The chief point of difference between simdjson and systems such as RapidJSON and sajson lies in the “Stage 1” of simdjson; the part of the system that detects the locations of structural and pseudo-structural characters from the input. This system operates with large scale and regular operations over 64 bytes of the input at once, and can take advantage of both SIMD operations (when examining characters and character classes) as well as 64-bit bitwise operations (when applying transformations on the masks obtained from the SIMD operations). As such, it can achieve “economies of scale” as compared to a step-by-step approach.
一次性读入64 bytes的数据,然后同时操作?
Stage 1 proceeds as follows:
- Validation of UTF-8 across the whole input.
- Detection of odd-length sequences of backslashes (that will result in escaping the subsequent character)
- Detection of which characters are “inside” quotes, by filtering out escaped quote characters from the previous step, then doing a parallel prefix sum over XOR (using the PCLMULQDQ instruction with an argument of -1 as the multiplier) to turn our escaped quote mask into a mask showing which bits are between a pair of quotes.

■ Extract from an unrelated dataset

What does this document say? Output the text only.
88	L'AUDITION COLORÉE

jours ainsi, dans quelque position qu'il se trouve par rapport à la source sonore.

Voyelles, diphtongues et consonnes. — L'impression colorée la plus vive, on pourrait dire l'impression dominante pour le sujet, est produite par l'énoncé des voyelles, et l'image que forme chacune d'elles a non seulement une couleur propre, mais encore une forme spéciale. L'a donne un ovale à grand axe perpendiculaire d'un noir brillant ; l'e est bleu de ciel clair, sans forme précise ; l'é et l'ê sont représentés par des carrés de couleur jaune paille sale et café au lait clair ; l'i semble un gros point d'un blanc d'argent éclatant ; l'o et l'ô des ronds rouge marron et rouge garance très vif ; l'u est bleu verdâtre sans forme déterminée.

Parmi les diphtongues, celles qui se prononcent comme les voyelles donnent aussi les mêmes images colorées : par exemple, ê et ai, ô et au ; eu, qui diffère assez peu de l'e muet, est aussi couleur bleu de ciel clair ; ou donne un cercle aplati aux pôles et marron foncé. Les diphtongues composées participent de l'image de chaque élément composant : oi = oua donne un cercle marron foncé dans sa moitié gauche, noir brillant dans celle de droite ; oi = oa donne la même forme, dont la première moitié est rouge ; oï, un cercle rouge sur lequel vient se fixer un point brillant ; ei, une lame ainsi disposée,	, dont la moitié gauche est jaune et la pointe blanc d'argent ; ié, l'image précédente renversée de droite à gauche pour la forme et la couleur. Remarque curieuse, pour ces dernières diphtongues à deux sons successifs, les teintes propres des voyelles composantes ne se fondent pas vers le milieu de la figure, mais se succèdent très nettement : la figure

- Detection of structural characters and whitespace via table-based lookup (implemented with a pair of VPSHUFB instructions).
- Detection of pseudo-structural characters (those characters I talked about in the summary of stage 1 that need to be exposed to the subsequent stage 2 for error detection and atom handling).
- Conversion of the bitmask containing structural and pseudo-structural characters into a series of indexes.